Even proper chlorination of pools doesn’t kill the persistent parasite, the CDC said. It takes an especially large dose of chlorine to eliminate it.
“Young swimmers aged under 5 years are more likely to contaminate the water because they are more likely to have inadequate toileting and hygiene skills."
CDC pool safety expert Michele Hlavsa and colleagues gathered information on all recent reports of cryptosporidium outbreaks.
They said at least 32 outbreaks were reported in 2016, compared to 16 outbreaks in 2014 and 13 the year before.
Related: Here's the Poop on Your Pool Water
Hlavsa’s team reported on three outbreaks that made people sick last July and August in Arizona, Alabama and Ohio. In Arizona, 36 out of 51 Little League players and their families got sick at one Phoenix-area pool, and the whole county reported 352 confirmed cases of cryptosporidiosis.
At least 17 percent of the people who were sick admitted they had swum while they still had diarrhea symptoms, the CDC team said.
In Ohio, the average number of cases was just under 400 for many years but spiked to 1,940 cases in 2016, the CDC team said. More than 40 percent of the cases could be traced to pools or water parks.

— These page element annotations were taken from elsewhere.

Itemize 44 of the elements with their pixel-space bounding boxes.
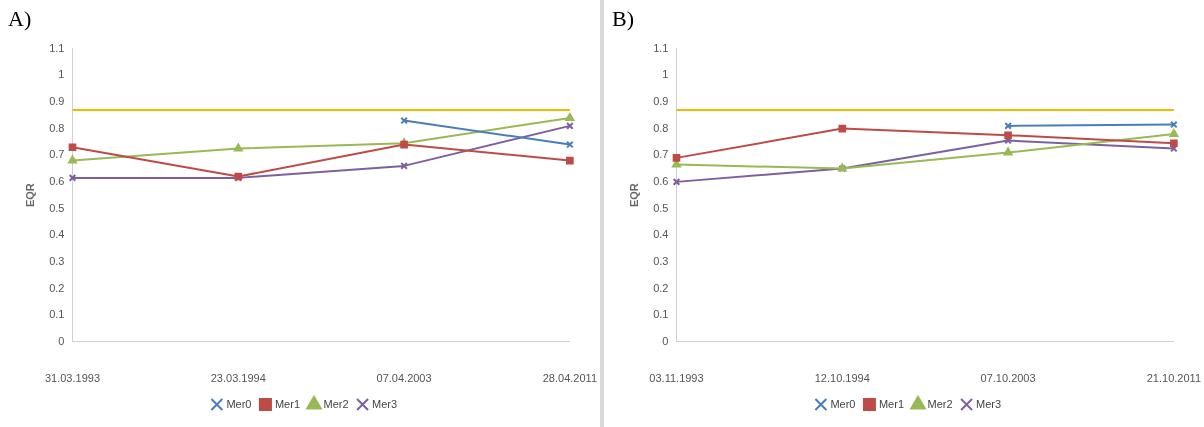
y-tick-label: 0.1 [653,308,669,321]
y-tick-label: 0.9 [49,94,65,107]
legend-label: Mer0 [830,397,856,410]
legend-label: Mer3 [976,397,1002,410]
legend-label: Mer2 [927,397,953,410]
x-tick-label: 21.10.2011 [1146,372,1202,385]
legend-label: Mer1 [878,397,904,410]
y-tick-label: 0.4 [49,228,65,241]
y-tick-label: 0.8 [653,121,669,134]
y-tick-label: 0.3 [653,254,669,267]
legend-label: Mer1 [274,397,300,410]
y-tick-label: 0.4 [653,228,669,241]
x-tick-label: 07.04.2003 [376,372,432,385]
x-tick-label: 31.03.1993 [44,372,101,385]
y-tick-label: 0.5 [49,201,65,214]
y-tick-label: 0.2 [653,281,669,294]
y-tick-label: 0.7 [653,148,669,161]
y-tick-label: 0.2 [49,281,65,294]
legend-label: Mer0 [226,397,252,410]
y-tick-label: 0.1 [49,308,65,321]
x-tick-label: 07.10.2003 [980,372,1036,385]
x-tick-label: 23.03.1994 [210,372,266,385]
y-tick-label: 0.6 [653,174,669,187]
y-tick-label: 0.8 [49,121,65,134]
y-tick-label: 0 [662,334,669,347]
y-tick-label: 1 [662,68,669,81]
legend-label: Mer2 [323,397,349,410]
y-tick-label: 0.6 [49,174,65,187]
y-tick-label: 0.3 [49,254,65,267]
y-tick-label: 1.1 [653,41,669,54]
y-tick-label: 0 [58,334,65,347]
chart-title: B) [612,6,634,32]
y-tick-label: 0.9 [653,94,669,107]
x-tick-label: 12.10.1994 [814,372,870,385]
y-tick-label: 0.5 [653,201,669,214]
legend-label: Mer3 [372,397,398,410]
y-axis-title: EQR [23,183,36,208]
y-axis-title: EQR [627,183,640,208]
x-tick-label: 03.11.1993 [649,372,704,385]
y-tick-label: 1 [58,68,65,81]
y-tick-label: 0.7 [49,148,65,161]
x-tick-label: 28.04.2011 [542,372,598,385]
y-tick-label: 1.1 [49,41,65,54]
chart-title: A) [8,6,32,32]
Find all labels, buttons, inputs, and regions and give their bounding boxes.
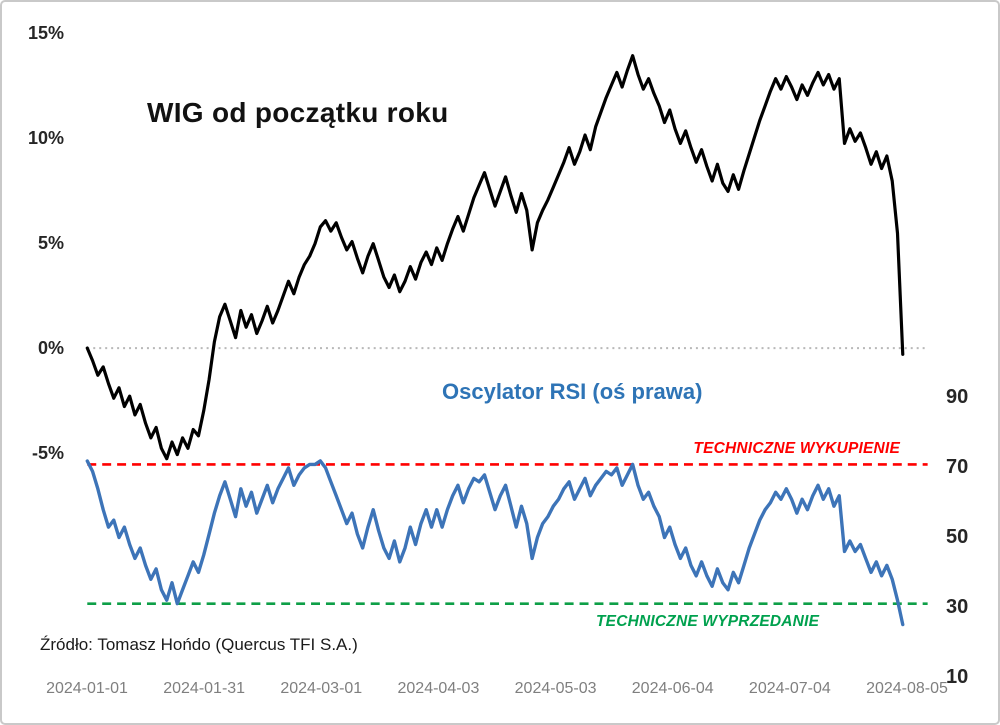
rsi-line [85,459,905,627]
left-axis-tick: 15% [27,23,64,43]
x-axis-tick: 2024-05-03 [514,680,597,697]
x-axis-tick: 2024-01-01 [46,680,128,697]
right-axis-tick: 50 [946,526,969,548]
rsi-series-label: Oscylator RSI (oś prawa) [442,379,703,404]
right-axis-tick: 10 [946,666,969,688]
x-axis-tick: 2024-08-05 [866,680,948,697]
left-axis-tick: 0% [37,338,64,358]
left-axis-tick: 5% [37,233,64,253]
overbought-label: TECHNICZNE WYKUPIENIE [693,440,900,457]
x-axis-tick: 2024-06-04 [631,680,714,697]
chart-title: WIG od początku roku [147,97,449,128]
oversold-label: TECHNICZNE WYPRZEDANIE [596,613,820,630]
right-axis-tick: 90 [946,386,969,408]
right-axis-tick: 30 [946,596,969,618]
x-axis-tick: 2024-01-31 [163,680,246,697]
right-axis-tick: 70 [946,456,969,478]
x-axis-tick: 2024-03-01 [280,680,363,697]
left-axis-tick: 10% [27,128,64,148]
source-credit: Źródło: Tomasz Hońdo (Quercus TFI S.A.) [40,635,358,654]
left-axis-tick: -5% [31,443,64,463]
wig-line [85,54,905,461]
x-axis-tick: 2024-07-04 [748,680,831,697]
x-axis-tick: 2024-04-03 [397,680,480,697]
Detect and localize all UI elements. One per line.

And in Alabama, 23 people were confirmed to have cryptosporidium infections and as many as 35 got sick from one single venue.
“Young swimmers aged under 5 years are more likely to contaminate the water because they are more likely to have inadequate toileting and hygiene skills; therefore, prevention efforts should focus on their parents,” the CDC team wrote in their report.
“As the Arizona outbreak investigation demonstrated, patients continue to swim while symptomatic,” they added.
All swimmers should shower and use soap before going in any swimming pool, the CDC notes. Toilet paper alone does not remove disease-causing germs.
“Health care providers should also instruct cryptosporidiosis patients not to go back into the water until they have been diarrhea-free for two weeks,” the team added.